While most crypto analysts believe bitcoin will one day emerge from its bear market, others aren’t so keen on the virtual currency. An analyst at Juniper Research recently said that 2018 should have been an ideal year for bitcoin to leave its mark. Brexit woes, trade war risks and surging bond yields should have made bitcoin a more attractive substitute for investors looking to diversify away from economic and geopolitical risks. Instead, the complete opposite has occurred and prices are down roughly two-thirds from their peak.
“If Bitcoin cannot make gains in such favourable circumstances, then it is unlikely to prosper as and when these issues are resolved,” Juniper researcher Windsor Holden said in a new study published this week, as quoted by CNBC. “We feel that the industry is on the brink of an implosion.”
Holden’s analysis seems to ignore the many roadblocks preventing traditional investors from accessing the bitcoin market.
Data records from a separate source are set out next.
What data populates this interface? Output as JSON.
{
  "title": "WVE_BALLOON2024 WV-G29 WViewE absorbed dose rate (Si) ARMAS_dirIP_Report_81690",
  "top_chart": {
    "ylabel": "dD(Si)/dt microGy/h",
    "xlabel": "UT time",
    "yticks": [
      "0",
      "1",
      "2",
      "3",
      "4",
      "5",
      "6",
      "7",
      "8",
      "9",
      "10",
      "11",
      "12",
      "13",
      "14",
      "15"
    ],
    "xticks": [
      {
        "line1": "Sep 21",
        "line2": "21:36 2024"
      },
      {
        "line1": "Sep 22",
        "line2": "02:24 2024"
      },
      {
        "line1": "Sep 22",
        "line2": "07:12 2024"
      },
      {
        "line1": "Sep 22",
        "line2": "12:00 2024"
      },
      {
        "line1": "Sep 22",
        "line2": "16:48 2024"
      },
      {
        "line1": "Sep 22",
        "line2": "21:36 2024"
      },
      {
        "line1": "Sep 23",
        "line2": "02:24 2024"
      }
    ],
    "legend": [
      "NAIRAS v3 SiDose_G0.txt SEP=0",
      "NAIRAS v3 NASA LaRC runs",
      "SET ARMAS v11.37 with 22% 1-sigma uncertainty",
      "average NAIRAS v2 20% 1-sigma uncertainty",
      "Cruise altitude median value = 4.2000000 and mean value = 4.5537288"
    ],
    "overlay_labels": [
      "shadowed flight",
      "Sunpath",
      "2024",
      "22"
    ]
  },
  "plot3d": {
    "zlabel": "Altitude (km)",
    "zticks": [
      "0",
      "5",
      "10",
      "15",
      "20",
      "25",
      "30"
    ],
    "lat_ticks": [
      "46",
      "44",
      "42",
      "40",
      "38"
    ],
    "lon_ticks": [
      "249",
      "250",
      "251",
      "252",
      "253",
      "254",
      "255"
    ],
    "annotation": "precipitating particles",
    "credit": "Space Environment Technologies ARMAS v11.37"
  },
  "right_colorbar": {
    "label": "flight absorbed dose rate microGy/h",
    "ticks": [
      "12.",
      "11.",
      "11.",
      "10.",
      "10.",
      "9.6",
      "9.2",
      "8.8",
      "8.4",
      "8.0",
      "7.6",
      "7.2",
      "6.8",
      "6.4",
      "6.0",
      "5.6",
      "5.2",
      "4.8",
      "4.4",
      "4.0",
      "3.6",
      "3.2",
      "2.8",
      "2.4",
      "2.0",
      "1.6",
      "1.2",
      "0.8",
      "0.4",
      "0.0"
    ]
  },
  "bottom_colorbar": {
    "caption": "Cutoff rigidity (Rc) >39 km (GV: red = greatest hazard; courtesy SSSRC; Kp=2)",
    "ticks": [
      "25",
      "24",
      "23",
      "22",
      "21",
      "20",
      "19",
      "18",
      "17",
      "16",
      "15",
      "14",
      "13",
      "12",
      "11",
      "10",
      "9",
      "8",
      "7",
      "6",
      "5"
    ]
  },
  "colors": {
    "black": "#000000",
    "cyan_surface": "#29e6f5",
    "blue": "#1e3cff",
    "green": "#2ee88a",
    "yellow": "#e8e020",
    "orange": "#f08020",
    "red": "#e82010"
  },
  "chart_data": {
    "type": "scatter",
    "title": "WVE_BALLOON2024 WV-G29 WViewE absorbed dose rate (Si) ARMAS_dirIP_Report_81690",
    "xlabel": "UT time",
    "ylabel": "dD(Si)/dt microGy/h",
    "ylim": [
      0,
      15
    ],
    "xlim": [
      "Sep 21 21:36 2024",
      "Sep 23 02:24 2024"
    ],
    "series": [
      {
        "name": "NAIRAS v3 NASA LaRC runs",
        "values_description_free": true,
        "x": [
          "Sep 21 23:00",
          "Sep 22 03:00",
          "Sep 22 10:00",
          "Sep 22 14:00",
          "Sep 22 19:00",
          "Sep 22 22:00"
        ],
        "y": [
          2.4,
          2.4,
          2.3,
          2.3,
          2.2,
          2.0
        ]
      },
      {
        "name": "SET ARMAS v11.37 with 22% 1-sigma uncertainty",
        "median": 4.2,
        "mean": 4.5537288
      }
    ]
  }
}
Institutions have cited regulatory uncertainty and a lack of securitization options for their decision to remain on the sidelines for now. In the meantime, efforts to bring bitcoin to mainstream investors continues to grow with several firms launching custody services and others trying to bundle bitcoin in an exchange-traded fund (ETF).
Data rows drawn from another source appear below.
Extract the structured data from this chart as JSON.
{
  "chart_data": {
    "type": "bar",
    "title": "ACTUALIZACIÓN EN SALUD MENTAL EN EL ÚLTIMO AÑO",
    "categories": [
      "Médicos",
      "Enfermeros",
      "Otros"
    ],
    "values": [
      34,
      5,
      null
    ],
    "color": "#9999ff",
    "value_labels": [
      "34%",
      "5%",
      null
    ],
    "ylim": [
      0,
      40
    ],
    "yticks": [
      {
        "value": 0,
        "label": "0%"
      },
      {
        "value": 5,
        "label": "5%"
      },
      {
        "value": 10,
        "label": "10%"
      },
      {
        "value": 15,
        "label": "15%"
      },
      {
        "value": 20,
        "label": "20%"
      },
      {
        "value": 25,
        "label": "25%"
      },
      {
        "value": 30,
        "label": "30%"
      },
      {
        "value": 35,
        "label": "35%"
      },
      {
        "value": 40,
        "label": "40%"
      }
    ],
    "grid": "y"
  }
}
What’s more, appetite for traditional “risk-on” assets have been notably strong for long stretches of the year, especially in the capital rich U.S. stock market. It was only a few weeks ago that U.S. stocks traded at record highs. Pro-growth optimism tied to President Trump’s policies and strong corporate earnings suggest that a return to record levels isn’t out of the question.
Disclaimer: The author owns bitcoin, Ethereum and other cryptocurrencies. He holds investment positions in the coins, but does not engage in short-term or day-trading.